Ozongeruch[Bearbeiten]

Seit einiger Zeit fällt mir an meinem Akkuschrauber penetranter Ozongeruch auf. Der ist ein teueres, hochwertiges Gerät, nur wenige Jahre alt und hat freilich nie die Betriebstunden die er bei einem Handwerker hätte. Seit wenigen Tagen merke ich dass auch an meinem Notebooklüfter. Ist das denn ein Zeichen für eine Fehlfunktion?--Antemister (Diskussion) 18:52, 23. Dez. 2014 (CET)

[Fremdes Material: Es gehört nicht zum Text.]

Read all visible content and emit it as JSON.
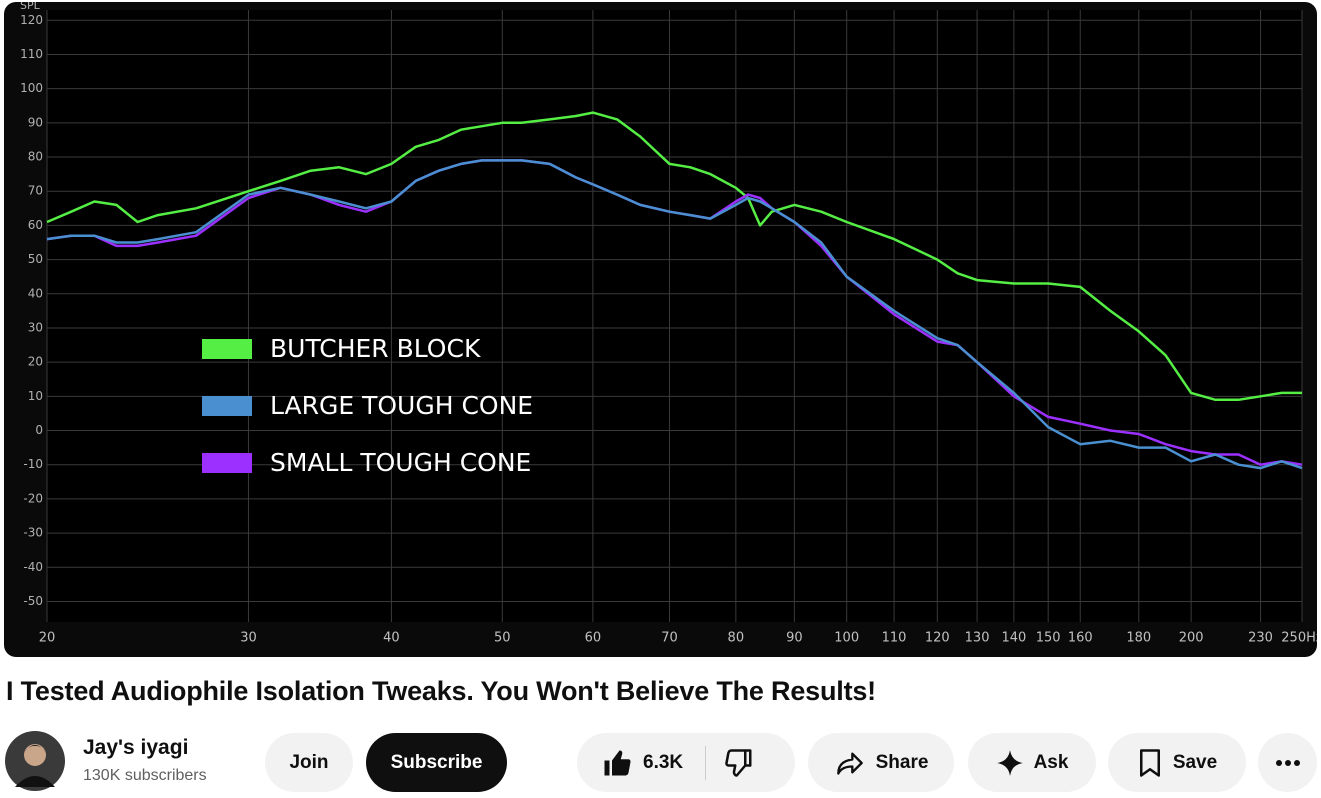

VErmutlich kein Ozongeruch, sondern Geruch nach Kalilauge, aus einem ausgelaufenen Akku im Inneren. -- Janka (Diskussion) 22:54, 23. Dez. 2014 (CET)
Hallo, danke Janka für diese Information, das sind diese Wissensfetzen die man einmal lern und nie wieder vergisst. (ernst gemeint)--Lexikon-Duff (Diskussion) 22:57, 23. Dez. 2014 (CET)

Bad fürth[Bearbeiten]

Die stadt fürth in bay sollte mal in Bad fürth unbenannt werden warum isr das noch nicht geschehen? Bzw wo ist die idee hin?--89.204.138.80 19:25, 23. Dez. 2014 (CET)

Vermutlich baden gegangen. 79.217.156.153 19:28, 23. Dez. 2014 (CET)
Siehe hier, gefunden mit Eingabe von "bad fürth" bei GBS. --Rôtkæppchen₆₈ 00:47, 24. Dez. 2014 (CET)

Abnehmende Knochendichte beim Mensch und seinen Vorfahren (Evolution, Gene ect.)[Bearbeiten]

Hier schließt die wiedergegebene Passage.